Żyjemy i działamy poza ramami państwa, prawodawstwa i demokracji. Szukamy autonomii i zdajemy sobie sprawę, że nie osiągniemy jej drogą pokojową.
Spadkobiercy tradycji walki o wolność i ziemię uczą nas, że możemy egzystować pod wieloma aspektami poza społeczeństwem nam narzuconym.
Patrząc na to z tego punktu widzenia, demokracja jest tylko kolejną formą organizacji społeczeństwa, w której cywilizacja dominuje nad jednostką, niszczy wszelkie próby życia poza wyciągniętym wręcz z wojska porządkiem i ślepym posłuszeństwem. Wielu ślepo podąża za nimi. Ci, którzy kochają wolność, wiedzą jednak że rzeczy te służą tylko do sprawowania nad nami kontroli, która nie może być obecna w naszym życiu. Idea demokracji nie jest zatem drogą do wolności.
Prawa przez nią nakładane są narzędziem dzielenia ludzi na pierwsze, drugie i kolejne kategorie.
Działanie w granicach prawa by zmienić świat na lepsze jest niemożliwe i jedyny nasz z nim związek powinien wyrażać się w postawie antagonistycznej.
Usiłują rządzić, a my walczymy bez wytchnienia. Właśnie poprzez to instynktowne dążenie do wolności definiujemy siebie. Każda droga do anarchii jest w założeniu rzuceniem rękawicy władzy i mimo różnic poglądowych, każdy anarchista pragnie obalenia państwa, kapitalizmu i wartości które one promują. W tym ujęciu samo bycie anarchistą jest w demokracji przestępstwem. Brak zapisów w kodeksie karnym sprawia, że w literze prawa poglądy anarchistyczne nie są karane, co daje nam pewien margines w którym możemy działać, jednak zakres tej wolności nie jest duży.

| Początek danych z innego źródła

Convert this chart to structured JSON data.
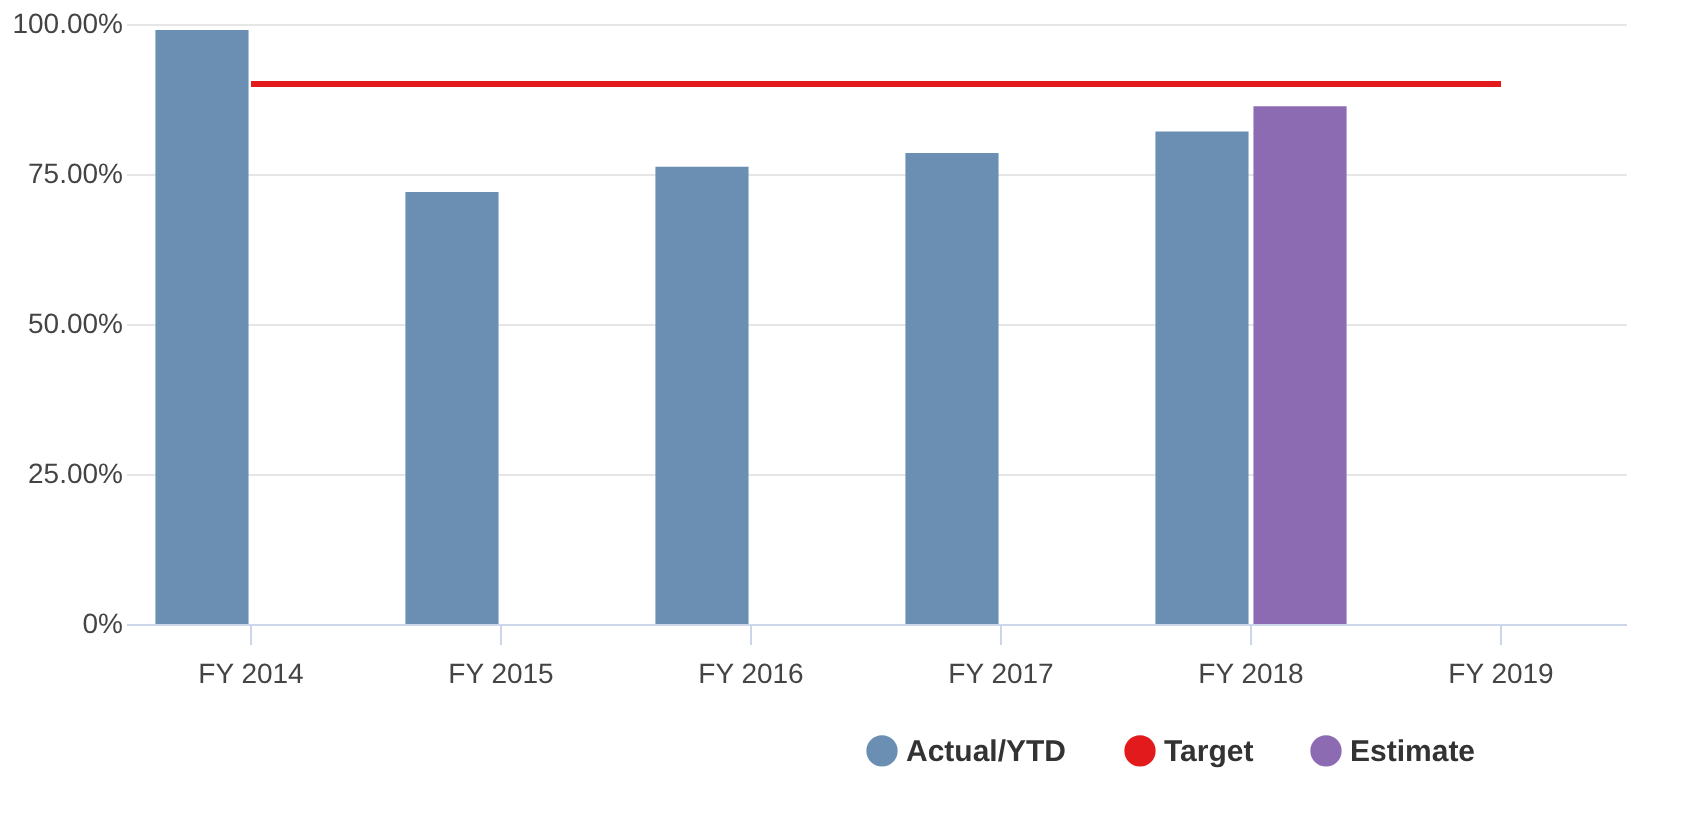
{
  "chart_data": {
    "type": "bar",
    "categories": [
      "FY 2014",
      "FY 2015",
      "FY 2016",
      "FY 2017",
      "FY 2018",
      "FY 2019"
    ],
    "series": [
      {
        "name": "Actual/YTD",
        "color": "#6b8fb3",
        "values": [
          99.0,
          72.0,
          76.2,
          78.5,
          82.1,
          null
        ]
      },
      {
        "name": "Target",
        "type": "line",
        "color": "#e31a1c",
        "values": [
          90,
          90,
          90,
          90,
          90,
          90
        ]
      },
      {
        "name": "Estimate",
        "color": "#8c6bb3",
        "values": [
          null,
          null,
          null,
          null,
          86.3,
          null
        ]
      }
    ],
    "ylim": [
      0,
      100
    ],
    "yticks": [
      {
        "value": 0,
        "label": "0%"
      },
      {
        "value": 25,
        "label": "25.00%"
      },
      {
        "value": 50,
        "label": "50.00%"
      },
      {
        "value": 75,
        "label": "75.00%"
      },
      {
        "value": 100,
        "label": "100.00%"
      }
    ],
    "grid": "y",
    "legend": "bottom right"
  }
}
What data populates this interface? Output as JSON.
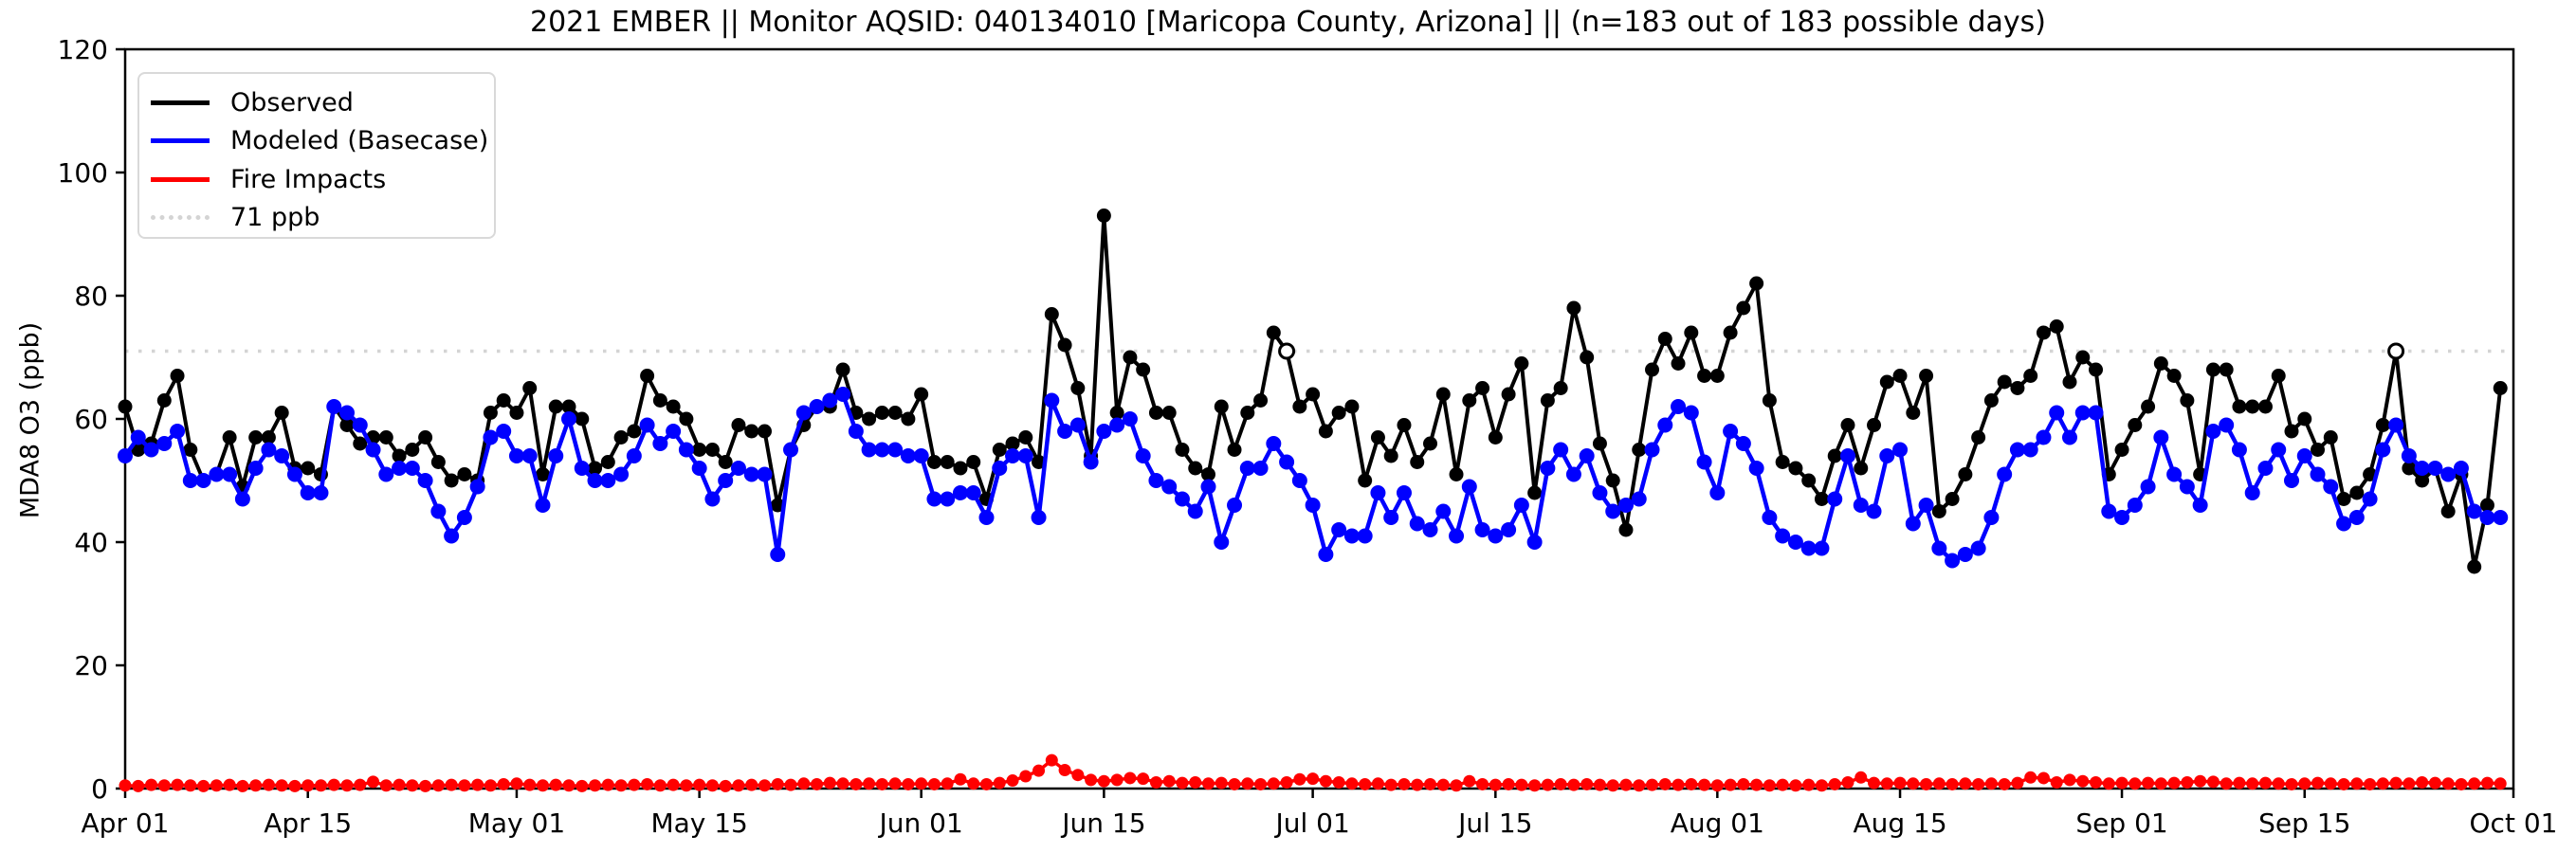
{
  "title": "2021 EMBER || Monitor AQSID: 040134010 [Maricopa County, Arizona] || (n=183 out of 183 possible days)",
  "axes": {
    "ylabel": "MDA8 O3 (ppb)",
    "ylim": [
      0,
      120
    ],
    "yticks": [
      0,
      20,
      40,
      60,
      80,
      100,
      120
    ],
    "xticks": [
      {
        "label": "Apr 01",
        "day": 0
      },
      {
        "label": "Apr 15",
        "day": 14
      },
      {
        "label": "May 01",
        "day": 30
      },
      {
        "label": "May 15",
        "day": 44
      },
      {
        "label": "Jun 01",
        "day": 61
      },
      {
        "label": "Jun 15",
        "day": 75
      },
      {
        "label": "Jul 01",
        "day": 91
      },
      {
        "label": "Jul 15",
        "day": 105
      },
      {
        "label": "Aug 01",
        "day": 122
      },
      {
        "label": "Aug 15",
        "day": 136
      },
      {
        "label": "Sep 01",
        "day": 153
      },
      {
        "label": "Sep 15",
        "day": 167
      },
      {
        "label": "Oct 01",
        "day": 183
      }
    ],
    "grid": "off",
    "legend_position": "upper-left"
  },
  "legend": {
    "items": [
      {
        "label": "Observed",
        "color": "#000000",
        "style": "solid"
      },
      {
        "label": "Modeled (Basecase)",
        "color": "#0000ff",
        "style": "solid"
      },
      {
        "label": "Fire Impacts",
        "color": "#ff0000",
        "style": "solid"
      },
      {
        "label": "71 ppb",
        "color": "#d4d4d4",
        "style": "dotted"
      }
    ]
  },
  "threshold": {
    "value": 71,
    "label": "71 ppb",
    "color": "#d4d4d4"
  },
  "chart_data": {
    "type": "line",
    "title": "2021 EMBER || Monitor AQSID: 040134010 [Maricopa County, Arizona] || (n=183 out of 183 possible days)",
    "xlabel": "",
    "ylabel": "MDA8 O3 (ppb)",
    "x_unit": "day index from Apr 01 2021 (183 daily values, Apr 01 - Sep 30)",
    "n_days": 183,
    "threshold_ppb": 71,
    "series": [
      {
        "name": "Observed",
        "color": "#000000",
        "values": [
          62,
          55,
          56,
          63,
          67,
          55,
          50,
          51,
          57,
          49,
          57,
          57,
          61,
          52,
          52,
          51,
          62,
          59,
          56,
          57,
          57,
          54,
          55,
          57,
          53,
          50,
          51,
          50,
          61,
          63,
          61,
          65,
          51,
          62,
          62,
          60,
          52,
          53,
          57,
          58,
          67,
          63,
          62,
          60,
          55,
          55,
          53,
          59,
          58,
          58,
          46,
          55,
          59,
          62,
          62,
          68,
          61,
          60,
          61,
          61,
          60,
          64,
          53,
          53,
          52,
          53,
          47,
          55,
          56,
          57,
          53,
          77,
          72,
          65,
          54,
          93,
          61,
          70,
          68,
          61,
          61,
          55,
          52,
          51,
          62,
          55,
          61,
          63,
          74,
          71,
          62,
          64,
          58,
          61,
          62,
          50,
          57,
          54,
          59,
          53,
          56,
          64,
          51,
          63,
          65,
          57,
          64,
          69,
          48,
          63,
          65,
          78,
          70,
          56,
          50,
          42,
          55,
          68,
          73,
          69,
          74,
          67,
          67,
          74,
          78,
          82,
          63,
          53,
          52,
          50,
          47,
          54,
          59,
          52,
          59,
          66,
          67,
          61,
          67,
          45,
          47,
          51,
          57,
          63,
          66,
          65,
          67,
          74,
          75,
          66,
          70,
          68,
          51,
          55,
          59,
          62,
          69,
          67,
          63,
          51,
          68,
          68,
          62,
          62,
          62,
          67,
          58,
          60,
          55,
          57,
          47,
          48,
          51,
          59,
          71,
          52,
          50,
          52,
          45,
          51,
          36,
          46,
          65
        ]
      },
      {
        "name": "Modeled (Basecase)",
        "color": "#0000ff",
        "values": [
          54,
          57,
          55,
          56,
          58,
          50,
          50,
          51,
          51,
          47,
          52,
          55,
          54,
          51,
          48,
          48,
          62,
          61,
          59,
          55,
          51,
          52,
          52,
          50,
          45,
          41,
          44,
          49,
          57,
          58,
          54,
          54,
          46,
          54,
          60,
          52,
          50,
          50,
          51,
          54,
          59,
          56,
          58,
          55,
          52,
          47,
          50,
          52,
          51,
          51,
          38,
          55,
          61,
          62,
          63,
          64,
          58,
          55,
          55,
          55,
          54,
          54,
          47,
          47,
          48,
          48,
          44,
          52,
          54,
          54,
          44,
          63,
          58,
          59,
          53,
          58,
          59,
          60,
          54,
          50,
          49,
          47,
          45,
          49,
          40,
          46,
          52,
          52,
          56,
          53,
          50,
          46,
          38,
          42,
          41,
          41,
          48,
          44,
          48,
          43,
          42,
          45,
          41,
          49,
          42,
          41,
          42,
          46,
          40,
          52,
          55,
          51,
          54,
          48,
          45,
          46,
          47,
          55,
          59,
          62,
          61,
          53,
          48,
          58,
          56,
          52,
          44,
          41,
          40,
          39,
          39,
          47,
          54,
          46,
          45,
          54,
          55,
          43,
          46,
          39,
          37,
          38,
          39,
          44,
          51,
          55,
          55,
          57,
          61,
          57,
          61,
          61,
          45,
          44,
          46,
          49,
          57,
          51,
          49,
          46,
          58,
          59,
          55,
          48,
          52,
          55,
          50,
          54,
          51,
          49,
          43,
          44,
          47,
          55,
          59,
          54,
          52,
          52,
          51,
          52,
          45,
          44,
          44
        ]
      },
      {
        "name": "Fire Impacts",
        "color": "#ff0000",
        "values": [
          0.5,
          0.4,
          0.6,
          0.5,
          0.6,
          0.5,
          0.4,
          0.5,
          0.6,
          0.4,
          0.5,
          0.6,
          0.5,
          0.4,
          0.5,
          0.5,
          0.6,
          0.5,
          0.6,
          1.1,
          0.5,
          0.6,
          0.5,
          0.4,
          0.5,
          0.6,
          0.5,
          0.6,
          0.5,
          0.7,
          0.8,
          0.6,
          0.5,
          0.6,
          0.5,
          0.4,
          0.5,
          0.6,
          0.5,
          0.6,
          0.7,
          0.5,
          0.6,
          0.5,
          0.6,
          0.5,
          0.4,
          0.5,
          0.6,
          0.5,
          0.7,
          0.6,
          0.8,
          0.7,
          0.9,
          0.8,
          0.7,
          0.8,
          0.7,
          0.8,
          0.7,
          0.8,
          0.7,
          0.8,
          1.5,
          0.8,
          0.7,
          0.9,
          1.3,
          2.0,
          2.9,
          4.6,
          3.0,
          2.2,
          1.4,
          1.2,
          1.4,
          1.7,
          1.6,
          1.0,
          1.2,
          0.9,
          1.0,
          0.8,
          0.9,
          0.7,
          0.8,
          0.7,
          0.8,
          1.0,
          1.5,
          1.6,
          1.2,
          1.0,
          0.8,
          0.7,
          0.8,
          0.6,
          0.7,
          0.6,
          0.7,
          0.6,
          0.5,
          1.2,
          0.7,
          0.6,
          0.7,
          0.6,
          0.5,
          0.6,
          0.7,
          0.6,
          0.7,
          0.6,
          0.5,
          0.6,
          0.5,
          0.6,
          0.7,
          0.6,
          0.7,
          0.6,
          0.5,
          0.6,
          0.7,
          0.6,
          0.5,
          0.6,
          0.5,
          0.6,
          0.5,
          0.7,
          1.0,
          1.8,
          0.9,
          0.8,
          0.9,
          0.8,
          0.7,
          0.8,
          0.7,
          0.8,
          0.7,
          0.8,
          0.7,
          0.9,
          1.8,
          1.7,
          1.0,
          1.4,
          1.2,
          1.0,
          0.8,
          0.9,
          0.8,
          0.9,
          0.8,
          0.9,
          1.0,
          1.2,
          1.1,
          0.8,
          0.9,
          0.8,
          0.9,
          0.8,
          0.7,
          0.8,
          0.9,
          0.8,
          0.7,
          0.8,
          0.7,
          0.8,
          0.9,
          0.8,
          1.0,
          0.9,
          0.8,
          0.7,
          0.8,
          0.9,
          0.8
        ]
      }
    ]
  }
}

Przeświadczenie, że to co obce niesie się ze sobą „zło” jest starym mechanizmem kontroli i opresji. Gdy w XIX wieku z Europy na nasz kontynent przybyło kilkoro wygnanych anarchistów, zostali oni przez rząd Brazylii określeni mianem „egzotycznych roślin” [Jest to dosłownie określenie, które zostało użyte przez rząd brazylijski w pierwszej wzmiance o anarchistach w roku 1890, przyp. tłum], nośnikiem niebezpiecznych idei i działań. Większość anarchistów została niedługo potem wygnana.
Continue reading Brazylia: Komentarz o działaniach władzy, w kontekście operacji Erebo (wideo)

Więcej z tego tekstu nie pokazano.